Harianjogja.com, BANTUL - Pemkab Bantul tidak menyiapkan strategi khusus terkait upaya untuk menurunkan status dari level IV ke level III.

Sejumlah strategi yang telah dipakai Pemkab yakni vaksinasi, memasifkan gerakan 3 T dan memindahkan pasien isolasi mandiri ke selter terpusat masih menjadi andalan untuk menekan laju penularan Covid-19 di Bumi Projotamansari.

"Tidak ada strategi khusus. Apa yang telah kami lakukan akan tetap kami lanjutkan," kata Bupati Bantul Abdul Halim Muslih, ditemui di gedung DPRD Bantul, Selasa (24/8/2021) pagi.

BACA JUGA : Mal di Sleman Hari Ini Mulai Dibuka

Menurut Halim, saat ini ada kecenderungan penurunan kasus positif dan kematian Covid-19 di Bantul. Ia menilai kebijakan PPKM Level IV yang telah dilakukan terbukti mampu menurunkan angka pasien positif dan kematian Covid-19 di Bantul.

"Karena penurunan yang terjadi saat ini buah kedisiplinan dalam menerapkan protokol kesehatan dan vaksinasi juga.
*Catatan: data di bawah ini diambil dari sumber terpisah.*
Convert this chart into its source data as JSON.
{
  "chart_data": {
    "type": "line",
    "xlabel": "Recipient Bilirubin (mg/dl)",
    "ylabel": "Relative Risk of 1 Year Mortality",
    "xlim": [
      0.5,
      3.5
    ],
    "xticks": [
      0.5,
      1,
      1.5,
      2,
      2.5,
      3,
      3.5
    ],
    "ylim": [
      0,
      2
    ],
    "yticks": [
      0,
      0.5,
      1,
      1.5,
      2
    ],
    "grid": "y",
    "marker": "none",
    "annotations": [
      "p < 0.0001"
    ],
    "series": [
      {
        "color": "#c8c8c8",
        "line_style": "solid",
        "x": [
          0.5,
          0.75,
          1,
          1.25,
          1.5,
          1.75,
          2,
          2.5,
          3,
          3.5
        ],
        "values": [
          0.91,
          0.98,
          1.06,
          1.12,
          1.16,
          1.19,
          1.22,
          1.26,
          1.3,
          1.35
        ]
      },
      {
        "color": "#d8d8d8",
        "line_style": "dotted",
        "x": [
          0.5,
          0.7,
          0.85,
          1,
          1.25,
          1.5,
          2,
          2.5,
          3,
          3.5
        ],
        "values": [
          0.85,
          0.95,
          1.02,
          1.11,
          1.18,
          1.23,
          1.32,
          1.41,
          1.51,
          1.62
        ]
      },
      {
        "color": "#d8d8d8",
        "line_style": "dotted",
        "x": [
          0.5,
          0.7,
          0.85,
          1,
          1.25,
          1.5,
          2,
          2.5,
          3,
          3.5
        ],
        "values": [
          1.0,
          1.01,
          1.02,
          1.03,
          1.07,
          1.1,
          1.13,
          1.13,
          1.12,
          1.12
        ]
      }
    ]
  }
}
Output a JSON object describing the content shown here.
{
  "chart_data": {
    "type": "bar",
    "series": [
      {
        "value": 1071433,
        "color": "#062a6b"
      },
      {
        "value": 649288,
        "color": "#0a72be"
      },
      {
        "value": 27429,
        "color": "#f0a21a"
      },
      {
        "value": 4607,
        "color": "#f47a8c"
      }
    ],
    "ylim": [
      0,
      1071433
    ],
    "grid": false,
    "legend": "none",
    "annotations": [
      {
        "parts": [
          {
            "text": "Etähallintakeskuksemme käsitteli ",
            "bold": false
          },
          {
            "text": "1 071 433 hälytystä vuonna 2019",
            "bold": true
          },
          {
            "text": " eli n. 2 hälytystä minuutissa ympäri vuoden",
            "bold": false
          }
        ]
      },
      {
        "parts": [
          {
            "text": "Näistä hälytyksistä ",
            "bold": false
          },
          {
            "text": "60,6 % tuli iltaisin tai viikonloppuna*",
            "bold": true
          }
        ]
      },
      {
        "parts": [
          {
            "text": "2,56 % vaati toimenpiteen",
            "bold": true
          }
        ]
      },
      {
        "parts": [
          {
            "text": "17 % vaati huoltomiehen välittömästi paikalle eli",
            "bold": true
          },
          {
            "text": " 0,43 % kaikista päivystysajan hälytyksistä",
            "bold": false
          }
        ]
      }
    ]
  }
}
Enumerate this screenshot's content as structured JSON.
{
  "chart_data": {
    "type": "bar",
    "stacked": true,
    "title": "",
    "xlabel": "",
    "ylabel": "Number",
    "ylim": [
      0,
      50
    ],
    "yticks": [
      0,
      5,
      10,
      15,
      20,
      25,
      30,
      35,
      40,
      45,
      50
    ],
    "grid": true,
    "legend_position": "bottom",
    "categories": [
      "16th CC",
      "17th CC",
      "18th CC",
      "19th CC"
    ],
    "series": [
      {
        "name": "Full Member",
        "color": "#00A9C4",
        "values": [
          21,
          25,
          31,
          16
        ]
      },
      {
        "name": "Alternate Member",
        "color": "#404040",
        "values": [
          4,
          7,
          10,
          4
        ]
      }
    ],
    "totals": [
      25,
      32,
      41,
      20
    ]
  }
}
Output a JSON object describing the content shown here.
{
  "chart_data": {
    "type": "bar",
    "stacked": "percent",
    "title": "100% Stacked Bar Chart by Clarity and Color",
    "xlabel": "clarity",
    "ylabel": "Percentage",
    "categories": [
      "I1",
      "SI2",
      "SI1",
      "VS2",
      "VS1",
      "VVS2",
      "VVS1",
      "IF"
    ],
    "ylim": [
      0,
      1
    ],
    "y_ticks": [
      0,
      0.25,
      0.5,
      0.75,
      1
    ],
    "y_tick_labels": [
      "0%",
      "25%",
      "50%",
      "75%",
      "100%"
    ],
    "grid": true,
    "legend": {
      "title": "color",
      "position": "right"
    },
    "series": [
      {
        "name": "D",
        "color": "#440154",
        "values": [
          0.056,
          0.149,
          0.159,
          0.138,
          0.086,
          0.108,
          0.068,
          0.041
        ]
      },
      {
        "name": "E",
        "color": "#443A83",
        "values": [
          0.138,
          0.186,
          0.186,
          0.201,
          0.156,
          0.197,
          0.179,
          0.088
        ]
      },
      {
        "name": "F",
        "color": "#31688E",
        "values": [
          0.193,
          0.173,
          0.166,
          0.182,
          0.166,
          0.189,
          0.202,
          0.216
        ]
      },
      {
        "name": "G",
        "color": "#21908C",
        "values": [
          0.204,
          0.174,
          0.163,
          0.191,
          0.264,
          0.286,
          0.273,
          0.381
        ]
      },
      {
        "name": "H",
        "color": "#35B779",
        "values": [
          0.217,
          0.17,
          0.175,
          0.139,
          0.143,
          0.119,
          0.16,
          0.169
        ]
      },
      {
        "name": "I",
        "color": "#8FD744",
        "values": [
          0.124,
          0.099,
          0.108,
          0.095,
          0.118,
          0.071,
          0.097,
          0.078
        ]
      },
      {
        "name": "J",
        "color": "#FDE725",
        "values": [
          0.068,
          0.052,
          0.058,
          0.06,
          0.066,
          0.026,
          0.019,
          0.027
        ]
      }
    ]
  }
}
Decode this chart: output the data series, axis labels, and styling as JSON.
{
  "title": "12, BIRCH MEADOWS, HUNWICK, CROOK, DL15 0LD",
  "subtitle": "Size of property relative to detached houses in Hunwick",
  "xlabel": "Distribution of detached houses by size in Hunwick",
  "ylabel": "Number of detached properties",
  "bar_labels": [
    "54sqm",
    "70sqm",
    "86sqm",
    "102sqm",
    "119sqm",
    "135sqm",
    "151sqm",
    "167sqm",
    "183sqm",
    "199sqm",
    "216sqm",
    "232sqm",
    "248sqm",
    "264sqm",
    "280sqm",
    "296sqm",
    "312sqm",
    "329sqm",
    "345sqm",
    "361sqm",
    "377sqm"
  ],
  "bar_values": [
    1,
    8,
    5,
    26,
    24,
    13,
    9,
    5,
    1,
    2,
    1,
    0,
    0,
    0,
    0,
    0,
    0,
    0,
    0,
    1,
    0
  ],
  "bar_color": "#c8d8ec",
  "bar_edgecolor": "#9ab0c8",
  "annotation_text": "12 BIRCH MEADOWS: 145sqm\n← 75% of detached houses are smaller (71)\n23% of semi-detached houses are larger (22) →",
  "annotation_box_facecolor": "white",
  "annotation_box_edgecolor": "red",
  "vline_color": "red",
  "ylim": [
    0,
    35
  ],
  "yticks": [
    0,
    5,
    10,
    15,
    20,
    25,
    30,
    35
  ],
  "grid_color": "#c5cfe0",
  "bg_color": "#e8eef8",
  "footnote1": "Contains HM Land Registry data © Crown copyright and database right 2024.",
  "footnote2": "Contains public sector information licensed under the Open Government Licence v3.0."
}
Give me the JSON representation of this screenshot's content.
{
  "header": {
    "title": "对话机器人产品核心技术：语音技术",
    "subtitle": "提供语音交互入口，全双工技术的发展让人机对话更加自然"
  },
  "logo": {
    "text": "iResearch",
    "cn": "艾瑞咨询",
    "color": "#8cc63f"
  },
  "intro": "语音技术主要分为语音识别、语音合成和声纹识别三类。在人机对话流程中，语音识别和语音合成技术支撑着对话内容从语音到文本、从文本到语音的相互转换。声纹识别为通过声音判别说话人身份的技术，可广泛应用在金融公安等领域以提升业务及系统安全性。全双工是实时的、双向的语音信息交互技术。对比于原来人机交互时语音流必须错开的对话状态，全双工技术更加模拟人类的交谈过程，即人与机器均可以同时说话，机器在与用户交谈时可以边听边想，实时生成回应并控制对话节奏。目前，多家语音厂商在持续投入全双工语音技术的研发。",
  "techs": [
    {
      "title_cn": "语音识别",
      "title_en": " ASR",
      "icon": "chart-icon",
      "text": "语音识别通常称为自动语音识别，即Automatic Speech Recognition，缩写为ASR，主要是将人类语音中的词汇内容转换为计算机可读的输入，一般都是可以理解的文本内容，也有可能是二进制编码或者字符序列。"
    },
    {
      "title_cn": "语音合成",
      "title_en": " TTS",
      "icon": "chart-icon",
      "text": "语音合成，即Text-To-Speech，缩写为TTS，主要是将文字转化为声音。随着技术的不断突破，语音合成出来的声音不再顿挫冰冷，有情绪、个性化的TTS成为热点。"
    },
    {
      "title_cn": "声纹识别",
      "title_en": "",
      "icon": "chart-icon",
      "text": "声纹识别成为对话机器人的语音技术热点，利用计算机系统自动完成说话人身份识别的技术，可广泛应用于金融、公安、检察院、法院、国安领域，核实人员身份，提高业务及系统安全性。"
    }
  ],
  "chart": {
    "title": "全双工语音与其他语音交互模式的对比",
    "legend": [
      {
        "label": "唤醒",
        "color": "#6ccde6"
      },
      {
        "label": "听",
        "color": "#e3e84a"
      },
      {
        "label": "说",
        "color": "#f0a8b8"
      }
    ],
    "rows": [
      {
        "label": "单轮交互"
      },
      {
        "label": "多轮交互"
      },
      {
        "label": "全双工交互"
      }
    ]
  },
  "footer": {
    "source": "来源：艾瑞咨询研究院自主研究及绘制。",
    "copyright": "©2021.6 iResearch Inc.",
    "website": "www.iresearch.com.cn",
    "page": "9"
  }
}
Klo sudah terbukti mampu menurunkan, ya tinggal penguatan terhadap hal-hal yang telah terbukti berhasil," lanjut Halim.

Sementara Kepala Dinas Kesehatan (Dinkes) Bantul, Agus Budi Raharja mengatakan, saat ini tingkat BOR di ruang ICU berada di angka 56,41 persen. Sementara untuk BOR ruang isolasi 53.06 persen. Sehingga jika berdasarkan persentase sudah di bawah ambang maksimal.

BACA JUGA : 5 Kali Perpanjangan PPKM, Pelanggaran Prokes Masih Terjadi di Sleman

Agus memastikan, penurunan BOR ini bukan karena jumlah testing dan tracing yang menurun. Ini murni karena adanya penurunan pasien Covid-19.

"Ini dibuktikan dengan yang sebelumnya 30 pasien menunggu, saat ini hanya 5 orang saja," ucap Agus.